G-protein-gated inwardly rectifying potassium (kir3/ girk) channels govern synaptic plasticity that supports hippocampal-dependent cognitive functions in male mice
Artículo académico
El canal de potasio rectificador interno controlado por proteína G (Kir3/GIRK) es el efector de muchos receptores acoplados a proteína G (GPCR). Su disfunción se ha relacionado con la fisiopatología del síndrome de Down, las enfermedades de Alzheimer y Parkinson, los trastornos psiquiátricos, la epilepsia, la drogadicción o el alcoholismo. En el hipocampo, los canales GIRK disminuyen la excitabilidad de las células y contribuyen al potencial de reposo de la membrana y a la neurotransmisión inhibitoria. Aquí, para dilucidar el papel de la actividad de los canales GIRK en el mantenimiento de las funciones cognitivas dependientes del hipocampo, se examinó su participación en el control de la excitabilidad neuronal en diferentes niveles de complejidad en ratones macho C57BL/6. Para ello, la actividad de GIRK en la sinapsis CA32CA1 del hipocampo dorsal fue modulada farmacológicamente por dos fármacos: ML297, un abridor de canales GIRK, y Tertiapin-Q (TQ), un bloqueador de canales GIRK. Ex vivo, utilizando cortes de hipocampo dorsal, estudiamos el efecto de la modulación farmacológica de GIRK en los procesos de plasticidad sináptica inducidos en CA1 por la estimulación colateral de Schaffer. In vivo, realizamos inyecciones intracerebroventriculares (i.c.v.) agudas de los dos moduladores GIRK para estudiar su contribución a las propiedades electrofisiológicas y la plasticidad sináptica de la sinapsis CA32CA1 del hipocampo dorsal, y a las capacidades de aprendizaje y memoria durante las tareas dependientes del hipocampo. Encontramos que la interrupción farmacológica de la actividad del canal GIRK por i.c.v. inyecciones, que causan ganancia o pérdida de funciones, aprendizaje inducido y déficits de memoria por un mecanismo que implica alteraciones de la excitabilidad neural y alteraciones en la inducción y mantenimiento de procesos de plasticidad sináptica a largo plazo.
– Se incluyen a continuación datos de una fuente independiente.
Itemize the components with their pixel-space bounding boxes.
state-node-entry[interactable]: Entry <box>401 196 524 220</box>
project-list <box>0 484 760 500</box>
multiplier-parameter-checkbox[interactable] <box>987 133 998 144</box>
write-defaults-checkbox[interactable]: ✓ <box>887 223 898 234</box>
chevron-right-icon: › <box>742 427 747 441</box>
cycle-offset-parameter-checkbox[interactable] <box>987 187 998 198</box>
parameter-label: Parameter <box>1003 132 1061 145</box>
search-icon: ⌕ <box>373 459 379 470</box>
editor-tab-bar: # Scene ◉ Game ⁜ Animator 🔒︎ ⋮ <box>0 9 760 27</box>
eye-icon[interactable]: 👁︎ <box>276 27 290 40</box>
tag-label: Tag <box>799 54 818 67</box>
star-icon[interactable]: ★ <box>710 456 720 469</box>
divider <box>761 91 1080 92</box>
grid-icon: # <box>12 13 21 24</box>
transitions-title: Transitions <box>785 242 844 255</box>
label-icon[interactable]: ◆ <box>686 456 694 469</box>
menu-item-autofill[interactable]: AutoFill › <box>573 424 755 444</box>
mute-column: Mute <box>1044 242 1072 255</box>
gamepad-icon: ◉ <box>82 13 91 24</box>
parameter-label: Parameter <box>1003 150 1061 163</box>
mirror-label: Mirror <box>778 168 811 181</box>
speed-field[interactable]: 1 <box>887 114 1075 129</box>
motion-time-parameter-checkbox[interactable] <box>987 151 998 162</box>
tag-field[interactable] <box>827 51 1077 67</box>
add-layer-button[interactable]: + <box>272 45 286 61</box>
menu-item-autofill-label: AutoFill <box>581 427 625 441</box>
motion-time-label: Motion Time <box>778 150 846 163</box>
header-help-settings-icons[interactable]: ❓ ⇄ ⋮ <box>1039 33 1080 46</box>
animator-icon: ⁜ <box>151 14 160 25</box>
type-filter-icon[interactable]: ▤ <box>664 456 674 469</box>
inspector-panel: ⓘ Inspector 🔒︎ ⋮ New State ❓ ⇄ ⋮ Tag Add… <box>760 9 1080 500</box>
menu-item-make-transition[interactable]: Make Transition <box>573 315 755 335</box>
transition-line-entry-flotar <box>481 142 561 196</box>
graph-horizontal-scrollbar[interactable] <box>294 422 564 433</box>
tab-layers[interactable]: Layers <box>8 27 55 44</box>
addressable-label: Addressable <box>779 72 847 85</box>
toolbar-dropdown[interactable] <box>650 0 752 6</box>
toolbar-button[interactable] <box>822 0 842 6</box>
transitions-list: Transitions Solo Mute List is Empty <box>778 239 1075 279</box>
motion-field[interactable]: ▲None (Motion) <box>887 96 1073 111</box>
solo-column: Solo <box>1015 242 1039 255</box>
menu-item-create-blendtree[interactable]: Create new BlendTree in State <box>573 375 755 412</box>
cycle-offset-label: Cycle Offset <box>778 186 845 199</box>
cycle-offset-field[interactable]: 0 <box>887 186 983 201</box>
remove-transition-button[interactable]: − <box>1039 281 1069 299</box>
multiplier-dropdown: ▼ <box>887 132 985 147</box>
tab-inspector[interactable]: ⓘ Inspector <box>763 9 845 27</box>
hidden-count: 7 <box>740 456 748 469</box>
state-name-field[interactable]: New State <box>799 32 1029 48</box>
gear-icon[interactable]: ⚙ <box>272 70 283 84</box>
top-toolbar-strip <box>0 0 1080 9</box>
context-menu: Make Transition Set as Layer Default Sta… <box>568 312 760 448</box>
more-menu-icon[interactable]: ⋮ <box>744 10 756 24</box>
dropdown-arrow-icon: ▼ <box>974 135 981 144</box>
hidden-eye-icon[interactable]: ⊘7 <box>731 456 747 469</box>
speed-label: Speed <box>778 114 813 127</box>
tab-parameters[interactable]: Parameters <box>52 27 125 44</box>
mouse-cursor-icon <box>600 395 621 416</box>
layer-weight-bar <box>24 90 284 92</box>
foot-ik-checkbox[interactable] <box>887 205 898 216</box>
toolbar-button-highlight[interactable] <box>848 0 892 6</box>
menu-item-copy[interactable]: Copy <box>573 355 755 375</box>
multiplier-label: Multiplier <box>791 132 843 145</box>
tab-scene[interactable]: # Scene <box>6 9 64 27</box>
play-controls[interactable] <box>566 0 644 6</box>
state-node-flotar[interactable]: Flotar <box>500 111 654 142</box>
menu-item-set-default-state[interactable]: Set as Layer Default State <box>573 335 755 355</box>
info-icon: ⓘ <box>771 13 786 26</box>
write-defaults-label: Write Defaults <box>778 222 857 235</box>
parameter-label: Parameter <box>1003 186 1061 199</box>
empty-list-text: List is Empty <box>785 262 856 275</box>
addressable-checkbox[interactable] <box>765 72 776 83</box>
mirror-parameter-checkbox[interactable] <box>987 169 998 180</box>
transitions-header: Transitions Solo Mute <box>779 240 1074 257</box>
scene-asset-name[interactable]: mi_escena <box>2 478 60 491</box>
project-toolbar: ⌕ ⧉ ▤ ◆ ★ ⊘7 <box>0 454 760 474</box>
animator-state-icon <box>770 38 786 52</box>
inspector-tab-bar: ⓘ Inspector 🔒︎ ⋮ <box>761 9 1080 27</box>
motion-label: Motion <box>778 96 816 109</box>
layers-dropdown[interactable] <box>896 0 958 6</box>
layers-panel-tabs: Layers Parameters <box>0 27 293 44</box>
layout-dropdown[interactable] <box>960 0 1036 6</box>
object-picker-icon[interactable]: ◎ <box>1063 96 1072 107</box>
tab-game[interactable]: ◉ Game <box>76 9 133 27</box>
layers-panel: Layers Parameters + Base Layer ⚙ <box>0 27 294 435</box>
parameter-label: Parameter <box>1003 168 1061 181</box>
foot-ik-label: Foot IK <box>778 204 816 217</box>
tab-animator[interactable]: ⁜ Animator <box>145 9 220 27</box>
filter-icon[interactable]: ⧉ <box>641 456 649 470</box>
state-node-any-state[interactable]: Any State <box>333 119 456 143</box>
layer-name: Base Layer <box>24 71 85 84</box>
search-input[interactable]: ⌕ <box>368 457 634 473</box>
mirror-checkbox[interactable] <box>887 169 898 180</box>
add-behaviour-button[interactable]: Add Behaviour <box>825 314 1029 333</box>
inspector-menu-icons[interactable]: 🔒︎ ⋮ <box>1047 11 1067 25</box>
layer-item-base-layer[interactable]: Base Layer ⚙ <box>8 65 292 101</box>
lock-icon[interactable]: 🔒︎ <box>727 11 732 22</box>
Estos resultados respaldan la afirmación de que debe tener lugar un control preciso de la actividad de GIRK en el hipocampo para mantener las funciones cognitivas.
The G-protein-gated inwardly rectifying potassium (Kir3/GIRK) channel is the effector of many G-protein-coupled receptors (GPCRs). Its dysfunction has been linked to the pathophysiology of Down syndrome, Alzheimer's and Parkinson's diseases, psychiatric disorders, epilepsy, drug addiction, or alcoholism. In the hippocampus, GIRK channels decrease excitability of the cells and contribute to resting membrane potential and inhibitory neurotransmission. Here, to elucidate the role of GIRK channels activity in the maintenance of hippocampal-dependent cognitive functions, their involvement in controlling neuronal excitability at different levels of complexity was examined in C57BL/6 male mice. For that purpose, GIRK activity in the dorsal hippocampus CA32CA1 synapse was pharmacologically modulated by two drugs: ML297, a GIRK channel opener, and Tertiapin-Q (TQ), a GIRK channel blocker. Ex vivo, using dorsal hippocampal slices, we studied the effect of pharmacological GIRK modulation on synaptic plasticity processes induced in CA1 by Schaffer collateral stimulation. In vivo, we performed acute intracerebroventricular (i.c.v.) injections of the two GIRK modulators to study their contribution to electrophysiological properties and synaptic plasticity of dorsal hippocampal CA32CA1 synapse, and to learning and memory capabilities during hippocampal-dependent tasks. We found that pharmacological disruption of GIRK channel activity by i.c.v. injections, causing either function gain or function loss, induced learning and memory deficits by a mechanism involving neural excitability impairments and alterations in the induction and maintenance of longterm synaptic plasticity processes. These results support the contention that an accurate control of GIRK activity must take place in the hippocampus to sustain cognitive functions.